Stranamente noi italiani sempre buoni ultimi a recepire Norme Europee – e molto spesso multati dalla
UE per i ritardi – questa volta abbiamo voluto fare i primi della classe. Si sente un forte “odore di
demagogia”!
Bottiglie in acido polilattico (PLA)
Come si poteva facilmente ipotizzare il sacchetto è solo l’inizio: leggiamo infatti
sull’etichetta di una bottiglia di acqua minerale Sant’Anna2:
L’unica al mondo che sparisce in soli 80 giorni (e l’ambiente ringrazia).
Dai vegetali arriva la prima bottiglia eco-sostenibile, la prima e unica al mondo nel formato 1,5l.
Sant'Anna Bio Bottle è compostabile: mentre si conserva come le bottiglie di plastica tradizionale, si
biodegrada completamente in 80 giorni negli appositi siti di compostaggio.
650 milioni di bottiglie Sant'Anna Bio Bottle permettono un risparmio di 176.800 barili di petrolio
con cui riscaldare per un mese una città di 520.000 abitanti e riducono le emissioni di CO2 pari a
un'auto che compia il giro del mondo per 30.082 volte in un anno.
Per questo, oltre a scegliere un'acqua minerale naturale dalla
riconosciuta, eccezionale leggerezza, con Sant'Anna Bio Bottle fai una
scelta decisa in favore della sostenibilità dell'ambiente.

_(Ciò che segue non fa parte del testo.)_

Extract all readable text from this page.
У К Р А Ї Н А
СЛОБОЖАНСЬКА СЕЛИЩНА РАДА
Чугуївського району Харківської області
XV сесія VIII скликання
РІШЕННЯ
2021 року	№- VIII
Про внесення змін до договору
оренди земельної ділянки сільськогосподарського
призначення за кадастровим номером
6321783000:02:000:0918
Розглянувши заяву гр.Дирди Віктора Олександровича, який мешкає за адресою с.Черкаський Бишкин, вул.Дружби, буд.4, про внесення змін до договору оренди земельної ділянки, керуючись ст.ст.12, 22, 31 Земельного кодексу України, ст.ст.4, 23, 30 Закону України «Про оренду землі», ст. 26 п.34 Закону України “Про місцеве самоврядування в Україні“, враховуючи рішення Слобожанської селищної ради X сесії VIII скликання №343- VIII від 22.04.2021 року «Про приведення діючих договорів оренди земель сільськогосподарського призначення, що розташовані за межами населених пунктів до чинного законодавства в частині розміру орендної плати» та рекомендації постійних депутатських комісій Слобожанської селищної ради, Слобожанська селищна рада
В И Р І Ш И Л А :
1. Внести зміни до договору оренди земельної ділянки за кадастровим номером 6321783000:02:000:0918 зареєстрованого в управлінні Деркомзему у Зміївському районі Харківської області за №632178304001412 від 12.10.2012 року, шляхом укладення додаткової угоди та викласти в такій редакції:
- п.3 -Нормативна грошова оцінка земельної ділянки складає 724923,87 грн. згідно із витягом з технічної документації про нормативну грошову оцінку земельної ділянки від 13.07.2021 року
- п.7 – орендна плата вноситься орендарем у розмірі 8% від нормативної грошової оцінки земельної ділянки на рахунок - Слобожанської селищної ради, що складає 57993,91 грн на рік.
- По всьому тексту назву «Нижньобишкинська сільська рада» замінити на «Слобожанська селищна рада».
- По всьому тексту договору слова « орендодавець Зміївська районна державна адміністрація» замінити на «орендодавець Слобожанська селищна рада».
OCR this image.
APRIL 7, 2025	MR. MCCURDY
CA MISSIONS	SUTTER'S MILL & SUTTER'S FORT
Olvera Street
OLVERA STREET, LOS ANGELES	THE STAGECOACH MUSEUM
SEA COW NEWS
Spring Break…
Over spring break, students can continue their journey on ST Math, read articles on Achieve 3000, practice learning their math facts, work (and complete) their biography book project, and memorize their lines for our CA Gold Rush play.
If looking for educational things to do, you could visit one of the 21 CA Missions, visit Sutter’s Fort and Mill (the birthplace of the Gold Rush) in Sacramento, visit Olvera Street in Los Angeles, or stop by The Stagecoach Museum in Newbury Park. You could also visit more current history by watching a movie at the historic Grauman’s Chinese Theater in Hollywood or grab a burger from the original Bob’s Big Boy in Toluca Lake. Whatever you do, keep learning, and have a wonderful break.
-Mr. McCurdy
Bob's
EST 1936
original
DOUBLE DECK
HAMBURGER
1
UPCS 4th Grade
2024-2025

Sant'Anna Bio Bottle. Plastica vegetale Ingeo™ al posto del petrolio.
Può essere conferita nella raccolta differenziata dell'organico. Per
maggiori chiarimenti rivolgiti al locale gestore della raccolta rifiuti.
Il tappo è in PE e deve essere conferito nella raccolta differenziata
della plastica.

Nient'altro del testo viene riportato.